Di produttività ridotta sono suffissi come:
(a) -ucolo, presente in alterati come gentucola, paesucolo, dottorucolo, scrittorucolo, che risale etimologicamente a un significato diminutivo, da cui per piccolezza e scarsa importanza si approda al valore peggiorativo (ma valore diminutivo si ritrova in alterati come piacerucolo, straducola, ecc.);
(b) -ardo, che, «disconoscendo il significato positivo della fonte germanica -ard dei nomi propri, quali Riccardo, Boiardo (e anche dell’agg. gagliardo), può assumere significato peggiorativo come formativo di aggettivi, di base nominale, come dinamitardo, beffardo, testardo, aggettivale, come vecchiardo, verbale, come infingardo (< infingere) e il recente sessantottardo» (Merlini Barbaresi 2004: 292);
(c) -uncolo (ladruncolo, omuncolo) e -ercolo (libercolo, tubercolo), quest’ultimo di origine tardo-latina, che mantengono il senso diminutivo di origine aggiungendolo al significato peggiorativo ora prevalente.
Significati peggiorativi sono rintracciabili anche in alterati formati con suffissi tipicamente diminutivi (➔ diminutivo) e accrescitivi (➔ accrescitivo).
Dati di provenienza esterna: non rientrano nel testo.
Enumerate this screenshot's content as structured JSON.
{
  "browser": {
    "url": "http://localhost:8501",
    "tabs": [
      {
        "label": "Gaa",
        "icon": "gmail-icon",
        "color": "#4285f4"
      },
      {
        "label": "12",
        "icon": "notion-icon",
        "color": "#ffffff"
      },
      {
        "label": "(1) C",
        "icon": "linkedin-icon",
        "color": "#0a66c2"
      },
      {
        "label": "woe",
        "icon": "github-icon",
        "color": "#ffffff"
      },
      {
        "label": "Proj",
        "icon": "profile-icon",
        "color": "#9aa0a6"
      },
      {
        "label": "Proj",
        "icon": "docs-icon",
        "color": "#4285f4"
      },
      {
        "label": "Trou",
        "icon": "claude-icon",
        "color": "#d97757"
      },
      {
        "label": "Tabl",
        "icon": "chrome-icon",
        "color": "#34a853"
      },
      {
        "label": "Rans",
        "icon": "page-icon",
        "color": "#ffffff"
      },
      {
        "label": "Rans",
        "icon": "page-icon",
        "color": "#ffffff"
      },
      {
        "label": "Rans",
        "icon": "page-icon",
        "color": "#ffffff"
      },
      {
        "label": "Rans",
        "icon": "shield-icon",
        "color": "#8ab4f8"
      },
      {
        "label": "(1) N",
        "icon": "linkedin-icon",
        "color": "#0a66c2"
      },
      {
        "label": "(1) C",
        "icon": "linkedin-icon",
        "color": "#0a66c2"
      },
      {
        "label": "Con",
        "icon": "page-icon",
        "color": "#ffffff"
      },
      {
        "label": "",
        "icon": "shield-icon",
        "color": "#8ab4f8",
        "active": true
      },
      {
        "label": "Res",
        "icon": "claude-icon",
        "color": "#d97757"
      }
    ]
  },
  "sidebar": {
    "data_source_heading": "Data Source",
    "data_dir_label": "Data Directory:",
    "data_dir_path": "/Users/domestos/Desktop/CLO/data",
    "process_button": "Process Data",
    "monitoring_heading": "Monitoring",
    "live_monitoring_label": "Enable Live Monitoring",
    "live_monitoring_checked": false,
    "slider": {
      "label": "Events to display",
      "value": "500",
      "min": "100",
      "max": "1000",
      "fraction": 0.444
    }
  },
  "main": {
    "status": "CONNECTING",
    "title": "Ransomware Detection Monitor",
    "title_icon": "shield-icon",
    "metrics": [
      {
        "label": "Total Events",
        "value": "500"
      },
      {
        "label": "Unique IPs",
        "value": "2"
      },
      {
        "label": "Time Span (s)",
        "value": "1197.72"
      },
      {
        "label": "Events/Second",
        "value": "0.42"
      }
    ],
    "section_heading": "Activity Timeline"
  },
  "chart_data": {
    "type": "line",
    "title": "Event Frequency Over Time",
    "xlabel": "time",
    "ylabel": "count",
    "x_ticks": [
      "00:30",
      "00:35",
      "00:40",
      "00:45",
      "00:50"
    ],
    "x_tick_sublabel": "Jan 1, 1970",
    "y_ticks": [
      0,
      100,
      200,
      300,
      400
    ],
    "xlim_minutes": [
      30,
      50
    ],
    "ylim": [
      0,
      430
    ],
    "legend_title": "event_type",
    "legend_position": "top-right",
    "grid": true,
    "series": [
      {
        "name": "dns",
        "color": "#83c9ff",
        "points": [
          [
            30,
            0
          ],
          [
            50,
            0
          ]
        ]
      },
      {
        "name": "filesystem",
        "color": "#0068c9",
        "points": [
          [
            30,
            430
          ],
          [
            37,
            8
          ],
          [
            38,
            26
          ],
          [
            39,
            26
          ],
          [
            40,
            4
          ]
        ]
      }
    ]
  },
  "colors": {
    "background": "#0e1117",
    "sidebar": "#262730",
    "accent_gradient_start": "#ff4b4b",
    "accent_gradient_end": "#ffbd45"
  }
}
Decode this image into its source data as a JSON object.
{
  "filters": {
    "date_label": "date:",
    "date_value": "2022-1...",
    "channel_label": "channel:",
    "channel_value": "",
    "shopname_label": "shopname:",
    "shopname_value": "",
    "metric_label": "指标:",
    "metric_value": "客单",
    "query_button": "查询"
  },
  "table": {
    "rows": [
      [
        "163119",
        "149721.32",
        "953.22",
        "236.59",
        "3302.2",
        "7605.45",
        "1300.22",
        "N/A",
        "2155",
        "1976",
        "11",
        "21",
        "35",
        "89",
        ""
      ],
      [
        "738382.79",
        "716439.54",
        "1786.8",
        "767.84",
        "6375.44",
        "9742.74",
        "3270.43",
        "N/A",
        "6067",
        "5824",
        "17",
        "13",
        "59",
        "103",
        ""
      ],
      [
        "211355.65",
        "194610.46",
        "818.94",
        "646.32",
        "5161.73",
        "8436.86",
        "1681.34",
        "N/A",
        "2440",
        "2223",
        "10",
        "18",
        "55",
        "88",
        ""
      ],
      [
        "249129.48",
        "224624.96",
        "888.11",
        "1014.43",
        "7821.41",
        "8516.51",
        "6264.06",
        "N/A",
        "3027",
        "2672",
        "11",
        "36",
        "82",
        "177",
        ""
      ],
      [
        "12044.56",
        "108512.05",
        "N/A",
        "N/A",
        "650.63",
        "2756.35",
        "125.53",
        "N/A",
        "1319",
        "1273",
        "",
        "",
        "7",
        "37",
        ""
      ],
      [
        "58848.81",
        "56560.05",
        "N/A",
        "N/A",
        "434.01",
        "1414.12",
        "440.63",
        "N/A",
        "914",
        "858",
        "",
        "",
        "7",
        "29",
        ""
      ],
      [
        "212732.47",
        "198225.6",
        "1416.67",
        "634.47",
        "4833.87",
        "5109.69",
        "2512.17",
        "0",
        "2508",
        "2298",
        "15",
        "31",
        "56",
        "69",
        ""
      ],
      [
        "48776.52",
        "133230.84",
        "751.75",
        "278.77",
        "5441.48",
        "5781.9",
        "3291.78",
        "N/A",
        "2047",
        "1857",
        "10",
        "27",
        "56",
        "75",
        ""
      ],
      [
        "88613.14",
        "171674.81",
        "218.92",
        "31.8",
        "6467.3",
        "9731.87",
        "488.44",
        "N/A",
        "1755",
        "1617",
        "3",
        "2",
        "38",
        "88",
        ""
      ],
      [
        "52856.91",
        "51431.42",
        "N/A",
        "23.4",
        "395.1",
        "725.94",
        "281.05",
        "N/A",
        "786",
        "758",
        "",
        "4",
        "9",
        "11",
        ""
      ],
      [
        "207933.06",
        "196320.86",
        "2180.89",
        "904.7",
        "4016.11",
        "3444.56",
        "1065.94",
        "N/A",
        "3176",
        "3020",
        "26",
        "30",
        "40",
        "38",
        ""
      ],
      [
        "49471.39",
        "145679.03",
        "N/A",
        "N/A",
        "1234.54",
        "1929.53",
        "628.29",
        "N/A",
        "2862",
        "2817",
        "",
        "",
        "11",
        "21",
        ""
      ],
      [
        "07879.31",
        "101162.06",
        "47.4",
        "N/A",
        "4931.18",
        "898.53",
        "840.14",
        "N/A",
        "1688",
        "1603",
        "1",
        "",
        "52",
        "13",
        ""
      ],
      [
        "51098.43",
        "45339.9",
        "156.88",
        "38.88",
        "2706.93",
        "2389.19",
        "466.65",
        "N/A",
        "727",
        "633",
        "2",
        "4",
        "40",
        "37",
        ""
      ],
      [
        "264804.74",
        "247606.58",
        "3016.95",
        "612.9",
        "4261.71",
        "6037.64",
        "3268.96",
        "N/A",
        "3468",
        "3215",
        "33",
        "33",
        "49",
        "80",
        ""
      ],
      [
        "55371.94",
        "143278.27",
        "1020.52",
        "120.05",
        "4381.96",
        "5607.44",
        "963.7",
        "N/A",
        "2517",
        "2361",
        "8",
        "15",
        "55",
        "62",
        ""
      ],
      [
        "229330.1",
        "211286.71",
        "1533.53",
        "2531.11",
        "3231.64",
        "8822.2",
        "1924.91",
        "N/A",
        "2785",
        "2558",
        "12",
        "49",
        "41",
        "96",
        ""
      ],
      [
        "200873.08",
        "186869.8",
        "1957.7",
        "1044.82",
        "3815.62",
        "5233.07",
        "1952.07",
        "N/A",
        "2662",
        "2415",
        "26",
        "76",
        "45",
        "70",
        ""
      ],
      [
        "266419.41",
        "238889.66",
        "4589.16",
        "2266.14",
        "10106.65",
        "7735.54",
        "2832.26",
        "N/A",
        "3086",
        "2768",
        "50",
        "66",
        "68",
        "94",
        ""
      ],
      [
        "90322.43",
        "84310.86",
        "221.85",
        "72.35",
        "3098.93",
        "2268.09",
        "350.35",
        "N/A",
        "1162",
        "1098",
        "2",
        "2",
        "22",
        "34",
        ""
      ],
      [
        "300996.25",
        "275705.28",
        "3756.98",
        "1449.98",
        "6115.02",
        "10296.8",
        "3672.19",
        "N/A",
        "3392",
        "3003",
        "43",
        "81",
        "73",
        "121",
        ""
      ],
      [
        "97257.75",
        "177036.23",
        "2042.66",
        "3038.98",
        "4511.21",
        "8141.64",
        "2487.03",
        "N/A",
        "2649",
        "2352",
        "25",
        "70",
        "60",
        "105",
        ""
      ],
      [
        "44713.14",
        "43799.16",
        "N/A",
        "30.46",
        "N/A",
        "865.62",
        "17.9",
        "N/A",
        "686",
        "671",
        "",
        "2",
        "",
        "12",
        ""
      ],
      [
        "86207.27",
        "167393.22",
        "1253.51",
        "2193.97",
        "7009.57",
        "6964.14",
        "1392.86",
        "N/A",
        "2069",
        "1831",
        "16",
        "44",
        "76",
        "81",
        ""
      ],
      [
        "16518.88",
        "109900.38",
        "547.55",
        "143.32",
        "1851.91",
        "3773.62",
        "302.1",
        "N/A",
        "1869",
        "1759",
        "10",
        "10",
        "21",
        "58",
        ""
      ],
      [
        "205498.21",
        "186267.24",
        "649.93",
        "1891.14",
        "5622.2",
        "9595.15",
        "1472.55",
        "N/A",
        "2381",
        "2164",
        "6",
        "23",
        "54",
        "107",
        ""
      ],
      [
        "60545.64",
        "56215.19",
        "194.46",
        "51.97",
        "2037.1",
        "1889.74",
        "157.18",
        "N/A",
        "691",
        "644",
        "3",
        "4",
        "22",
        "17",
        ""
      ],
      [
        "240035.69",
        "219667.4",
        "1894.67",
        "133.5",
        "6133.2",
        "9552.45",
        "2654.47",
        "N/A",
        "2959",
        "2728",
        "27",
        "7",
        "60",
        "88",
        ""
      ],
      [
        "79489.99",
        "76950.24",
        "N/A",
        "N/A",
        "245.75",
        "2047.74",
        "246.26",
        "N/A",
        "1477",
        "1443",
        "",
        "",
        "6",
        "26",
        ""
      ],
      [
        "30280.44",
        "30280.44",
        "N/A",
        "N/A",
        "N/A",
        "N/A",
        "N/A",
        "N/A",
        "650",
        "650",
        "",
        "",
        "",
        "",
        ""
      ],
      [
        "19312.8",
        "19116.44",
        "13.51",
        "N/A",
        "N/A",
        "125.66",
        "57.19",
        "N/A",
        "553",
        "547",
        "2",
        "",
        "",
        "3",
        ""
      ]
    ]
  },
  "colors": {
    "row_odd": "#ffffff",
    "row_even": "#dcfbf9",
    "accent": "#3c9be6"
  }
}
Infatti, come s’è visto, sia l’attenuazione che l’esagerazione possono essere reinterpretate come svalutazioni delle proprietà dell’alterato. Pertanto, suffissi tipicamente diminutivi come -etto o -ino si prestano a usi peggiorativi come in avvocaticchio, operetta, ninfetta e rispettivamente donnina, partitino, dottorino, governicchio, e un suffisso accrescitivo come -one ha valore peggiorativo in praticone, pastone, arruffone, argentone, pasticcione. D’altro canto, un suffisso peggiorativo come -accio dà luogo ad alterati con valore vezzeggiativo come geniaccio, ingegnaccio, talentaccio, o Wojtilaccio (famosa battuta dell’attore comico Roberto Benigni all’indirizzo di papa Giovanni Paolo II).
Possono assumere valore peggiorativo anche prefissi accrescitivi o diminutivi come iper-, che «indica quantità superiore al normale» e «può talvolta esprimere eccesso, e di conseguenza assumere una connotazione negativa» (Iacobini 2004: 150: ipernutrizione, iperprotezione, ipertensione, ipervalutazione), o sotto-, che «può assumere anche connotazioni svalutative» (Iacobini 2004: 153) in parole come sottogoverno, sottosviluppato. Infine, si ritrova un valore peggiorativo in qualche composto con elementi neoclassici come pseudo- (pseudointellettuale, pseudoscientifico) o vetero- (da Internet: un esempio negativo di vetero-sindacal-comunismo, una fiera delle “mostruosità” rimaste del veterostatalismo assistenziale italiano).
Grossmann, Maria & Rainer, Franz (a cura di) (2004), La formazione delle parole in italiano, Tübingen, Niemeyer.
Iacobini, Claudio (2004), Prefissazione, in Grossmann & Rainer 2004, pp. 97-163.
Merlini Barbaresi, Lavinia (2004), Alterazione, in Grossmann & Rainer 2004, pp. 264-292.